Monday, February 10, 2014

Chestnut Brown Ale Homebrew

Thanks to former president Jimmy Carter who legalized home brewing, now anyone can make beer in their own home for their own consumption. It’s not really that hard to do in opinion. Home brewing is like cooking. I recently brewed Chestnut Brown Ale. It’s a Brooklyn Brew shop kit, and come at to 6.0% ABV. This beer takes two weeks to ferment and two week living in the bottle before enjoyment. My Chestnut Brown Ale pours a murky brown color with a huge five-finger pillow of beige like head. The head stuck around for a while. This beer came out very carbonated; as I opened the bottle it rocketed its way out shooting from the top. I think that too much honey (which was used to give it carbonation while sitting out in the bottles) was used and made high levels of carbonation. I found very little amounts of light streaming thought the glass, and found high levels of carbonation bubble racing ever so quickly from the bottom to the top. The aroma on my Chestnut Brown Ale is slightly nutty and sweet from the roasted chestnuts, and I get a little faint malted scent around nice but light dark fruit aroma that is not unlike a raisin. The taste is sweet up front followed by a nice light nuttiness that has a dark fruit taste latched onto it  (that is a raisin like flavor). The mouth feel is medium but the beer is nice and drinkable. My Chestnut Brown Ale finishes nice easy with a nice lightly malted sweet flavor that leads in to a sweet and nutty after taste that sticks around just long enough for you to enjoy it.

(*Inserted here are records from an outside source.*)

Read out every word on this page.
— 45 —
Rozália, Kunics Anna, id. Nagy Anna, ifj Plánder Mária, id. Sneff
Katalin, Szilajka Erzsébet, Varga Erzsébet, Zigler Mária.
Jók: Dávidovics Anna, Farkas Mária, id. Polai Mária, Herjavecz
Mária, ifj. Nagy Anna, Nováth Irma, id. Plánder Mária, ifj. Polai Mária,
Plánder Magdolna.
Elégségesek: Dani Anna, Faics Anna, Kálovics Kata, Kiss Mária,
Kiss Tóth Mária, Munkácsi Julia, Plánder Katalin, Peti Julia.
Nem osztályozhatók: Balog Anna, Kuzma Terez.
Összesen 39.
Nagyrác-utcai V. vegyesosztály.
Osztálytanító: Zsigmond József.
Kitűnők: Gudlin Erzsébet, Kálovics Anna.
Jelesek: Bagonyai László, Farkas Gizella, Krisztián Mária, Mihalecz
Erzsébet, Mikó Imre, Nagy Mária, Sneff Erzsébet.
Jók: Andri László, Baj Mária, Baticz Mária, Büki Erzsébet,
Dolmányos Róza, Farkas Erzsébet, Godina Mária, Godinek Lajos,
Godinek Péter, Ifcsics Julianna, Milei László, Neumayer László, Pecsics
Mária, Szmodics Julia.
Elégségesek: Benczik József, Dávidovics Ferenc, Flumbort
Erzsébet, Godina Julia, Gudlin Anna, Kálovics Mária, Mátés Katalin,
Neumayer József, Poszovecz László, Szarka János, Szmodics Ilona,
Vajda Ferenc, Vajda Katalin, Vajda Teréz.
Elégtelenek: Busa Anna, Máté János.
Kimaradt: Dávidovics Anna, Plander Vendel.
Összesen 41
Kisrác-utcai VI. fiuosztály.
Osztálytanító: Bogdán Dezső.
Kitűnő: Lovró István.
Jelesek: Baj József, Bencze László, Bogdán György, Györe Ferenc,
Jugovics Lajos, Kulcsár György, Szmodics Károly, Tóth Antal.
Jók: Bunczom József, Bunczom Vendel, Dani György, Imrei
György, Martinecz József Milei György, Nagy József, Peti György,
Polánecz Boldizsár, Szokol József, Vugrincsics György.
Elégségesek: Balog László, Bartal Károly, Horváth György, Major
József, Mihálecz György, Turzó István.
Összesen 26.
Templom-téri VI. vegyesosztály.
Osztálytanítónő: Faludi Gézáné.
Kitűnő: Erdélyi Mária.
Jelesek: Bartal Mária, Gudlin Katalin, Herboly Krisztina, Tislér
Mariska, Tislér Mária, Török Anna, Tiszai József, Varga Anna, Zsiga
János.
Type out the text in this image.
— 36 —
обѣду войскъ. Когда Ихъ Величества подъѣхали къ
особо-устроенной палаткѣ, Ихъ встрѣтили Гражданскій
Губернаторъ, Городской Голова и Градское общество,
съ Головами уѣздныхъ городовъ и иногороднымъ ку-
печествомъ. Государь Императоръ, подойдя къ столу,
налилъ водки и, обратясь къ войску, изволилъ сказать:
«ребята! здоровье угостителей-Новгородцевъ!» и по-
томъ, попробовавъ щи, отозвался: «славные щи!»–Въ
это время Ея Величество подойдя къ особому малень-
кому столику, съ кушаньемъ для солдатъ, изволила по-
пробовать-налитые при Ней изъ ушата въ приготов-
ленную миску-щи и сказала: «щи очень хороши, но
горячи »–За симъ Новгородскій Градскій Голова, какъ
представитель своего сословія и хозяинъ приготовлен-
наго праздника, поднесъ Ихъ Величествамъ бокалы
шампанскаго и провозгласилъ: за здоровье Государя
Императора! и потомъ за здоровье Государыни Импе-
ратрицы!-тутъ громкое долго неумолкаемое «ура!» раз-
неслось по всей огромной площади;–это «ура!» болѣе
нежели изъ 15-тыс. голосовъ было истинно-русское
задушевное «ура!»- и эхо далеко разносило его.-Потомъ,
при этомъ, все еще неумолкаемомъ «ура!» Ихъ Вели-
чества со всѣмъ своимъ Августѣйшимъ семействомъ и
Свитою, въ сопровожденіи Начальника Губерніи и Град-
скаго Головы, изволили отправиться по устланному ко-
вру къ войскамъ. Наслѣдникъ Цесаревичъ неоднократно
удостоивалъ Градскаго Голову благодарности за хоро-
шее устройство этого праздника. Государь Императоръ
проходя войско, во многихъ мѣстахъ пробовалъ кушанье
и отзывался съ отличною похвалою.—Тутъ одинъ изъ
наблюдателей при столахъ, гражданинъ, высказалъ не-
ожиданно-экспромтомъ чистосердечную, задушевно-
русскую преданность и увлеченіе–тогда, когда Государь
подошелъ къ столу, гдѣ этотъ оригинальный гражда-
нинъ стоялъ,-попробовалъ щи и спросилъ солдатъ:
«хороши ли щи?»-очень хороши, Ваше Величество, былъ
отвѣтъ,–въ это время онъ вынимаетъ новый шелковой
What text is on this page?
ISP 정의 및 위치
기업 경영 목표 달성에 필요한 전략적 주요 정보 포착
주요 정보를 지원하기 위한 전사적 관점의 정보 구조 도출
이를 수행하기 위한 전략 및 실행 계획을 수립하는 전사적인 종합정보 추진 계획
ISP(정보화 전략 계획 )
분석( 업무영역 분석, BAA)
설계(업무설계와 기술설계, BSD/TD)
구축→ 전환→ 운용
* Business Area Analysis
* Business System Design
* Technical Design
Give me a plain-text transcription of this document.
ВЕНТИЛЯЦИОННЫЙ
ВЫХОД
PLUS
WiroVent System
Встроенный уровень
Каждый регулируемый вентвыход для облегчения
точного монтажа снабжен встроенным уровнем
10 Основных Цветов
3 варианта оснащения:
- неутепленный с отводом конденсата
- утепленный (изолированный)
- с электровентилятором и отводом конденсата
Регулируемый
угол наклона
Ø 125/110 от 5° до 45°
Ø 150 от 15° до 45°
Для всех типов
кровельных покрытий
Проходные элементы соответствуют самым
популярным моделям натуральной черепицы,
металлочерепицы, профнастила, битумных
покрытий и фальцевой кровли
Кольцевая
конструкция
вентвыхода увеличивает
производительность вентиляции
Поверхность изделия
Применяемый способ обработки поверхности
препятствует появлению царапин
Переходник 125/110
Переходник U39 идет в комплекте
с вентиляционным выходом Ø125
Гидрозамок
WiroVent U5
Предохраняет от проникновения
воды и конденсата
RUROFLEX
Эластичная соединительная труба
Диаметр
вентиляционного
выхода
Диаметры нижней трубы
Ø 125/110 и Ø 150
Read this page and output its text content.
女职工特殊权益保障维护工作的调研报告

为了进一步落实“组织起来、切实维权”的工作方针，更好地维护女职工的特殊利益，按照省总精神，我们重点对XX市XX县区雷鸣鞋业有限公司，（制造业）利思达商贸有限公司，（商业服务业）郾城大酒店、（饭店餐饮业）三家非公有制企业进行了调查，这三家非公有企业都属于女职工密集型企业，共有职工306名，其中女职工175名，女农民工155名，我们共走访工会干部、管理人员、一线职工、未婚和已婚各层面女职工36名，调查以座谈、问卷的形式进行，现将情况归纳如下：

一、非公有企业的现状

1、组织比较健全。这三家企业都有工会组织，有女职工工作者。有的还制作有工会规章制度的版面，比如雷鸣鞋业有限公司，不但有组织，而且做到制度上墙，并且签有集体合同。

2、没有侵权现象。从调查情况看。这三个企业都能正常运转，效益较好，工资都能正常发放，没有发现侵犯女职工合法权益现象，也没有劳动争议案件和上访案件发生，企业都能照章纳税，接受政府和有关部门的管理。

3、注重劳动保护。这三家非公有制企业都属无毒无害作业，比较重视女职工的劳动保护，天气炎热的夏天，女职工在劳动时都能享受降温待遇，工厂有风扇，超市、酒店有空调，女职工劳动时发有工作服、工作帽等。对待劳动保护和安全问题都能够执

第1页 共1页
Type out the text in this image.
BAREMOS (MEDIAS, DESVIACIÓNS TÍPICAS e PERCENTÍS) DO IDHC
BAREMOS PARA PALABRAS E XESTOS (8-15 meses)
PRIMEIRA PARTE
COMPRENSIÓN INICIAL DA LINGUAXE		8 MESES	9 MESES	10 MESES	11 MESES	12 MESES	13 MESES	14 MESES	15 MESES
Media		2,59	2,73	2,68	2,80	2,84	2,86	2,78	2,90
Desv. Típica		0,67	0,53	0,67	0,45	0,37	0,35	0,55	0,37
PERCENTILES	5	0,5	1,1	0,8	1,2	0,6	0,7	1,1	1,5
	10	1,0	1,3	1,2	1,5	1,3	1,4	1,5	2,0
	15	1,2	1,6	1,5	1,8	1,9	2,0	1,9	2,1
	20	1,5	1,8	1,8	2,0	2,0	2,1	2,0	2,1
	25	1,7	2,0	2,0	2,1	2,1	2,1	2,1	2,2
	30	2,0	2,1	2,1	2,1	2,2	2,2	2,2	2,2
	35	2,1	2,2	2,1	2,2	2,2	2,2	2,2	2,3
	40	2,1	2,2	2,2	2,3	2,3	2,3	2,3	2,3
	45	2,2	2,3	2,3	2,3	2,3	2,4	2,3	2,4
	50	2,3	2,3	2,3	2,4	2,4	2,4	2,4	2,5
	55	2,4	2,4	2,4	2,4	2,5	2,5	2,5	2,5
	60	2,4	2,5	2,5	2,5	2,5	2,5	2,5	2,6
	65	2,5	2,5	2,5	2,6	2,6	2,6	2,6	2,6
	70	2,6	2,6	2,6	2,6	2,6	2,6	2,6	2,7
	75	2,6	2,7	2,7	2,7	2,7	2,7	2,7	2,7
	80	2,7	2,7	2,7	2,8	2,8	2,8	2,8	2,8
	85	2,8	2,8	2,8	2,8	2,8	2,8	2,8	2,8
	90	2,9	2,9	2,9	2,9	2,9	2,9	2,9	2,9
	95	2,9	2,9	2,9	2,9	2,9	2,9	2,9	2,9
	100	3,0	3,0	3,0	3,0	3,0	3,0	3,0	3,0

So my first home-brew, Chestnut Brown Ale turned out good, so it gets an A here. I just think that too much honey was used giving it a little to much carbonation, so next time I brew less honey should be used. I love the fact that this Chestnut Brown Ale is an easy drinker and not overly down with the sweetness or the fact that it is too malty. This turned out to be a successful home-brew. I am pound of this Chestnut Brown Ale turned out as well as all, and myself involved in the process. Cheers! Please enjoy, and home-brew responsibly!

Sunday, February 9, 2014

The Orkney Brewery Red MacGregor

There is one thing that I really like about beer, is having a pint with a lower ABV percentage. That makes it easy to have a whole pint and not be so cautious about drink that wonderful pint of beer. I find that some pints of beers have an average ABV, while a lot tend to have a higher ABV, and some seven hundred milliliter beers tend to be to high for person to drink all of the liquid contents and not get near drunk. Here is a beer from The Orkney Brewery, which is located in Quoyloo, Stromness. This is their Red MacGregor, a Scottish Ale 4.0% ABV. This is a good ABV for 1 pint 0.9 ounces.  Red MacGregor pours a deep ruby red color with an off white three and a half finger of off white rocky head that’s slow to dissipate. I found low amounts of light coming through with decent carbonation bubbles. The aroma on Red MacGregor is of slight floral and fruity scent, with nice notes of some cherry, faint toffee caramel with slight hints of a hoppy grass notes. The taste is similar to the aroma or nose, with nice juiciness of both toasted and biscuit like malt flavors with a spicy hoppy flavor towards the end. The mouth feel is medium and has a bitter finish that leads you down to a hoppy spicy after taste that has hints of bitter fruit with touches of a faint grassy yet piney after flavor. This is not a bad brew, so I am giving this a B-. The fact that the ABV is 4.0% for 1 pint 0.9 ounces helps Red MacGregor gain a B-. I did not find this beer to overly hoppy/bitter nor did I find it to be over malty. It had just the right balance of each. Red MacGregor has good but interesting flavors and is somewhat easy to drink and enjoyable too. The Orkney Brewer’s Red MacGregor doesn’t need much to make it perfect; just a little less of a hoppy finish and after taste and it’s there. I did enjoy this Red MacGregor Scottish Ale. So go out and try The Orkney Brewer’s Red MacGregor Scottish Ale and see what you think of it! Cheers! Please enjoy responsibly!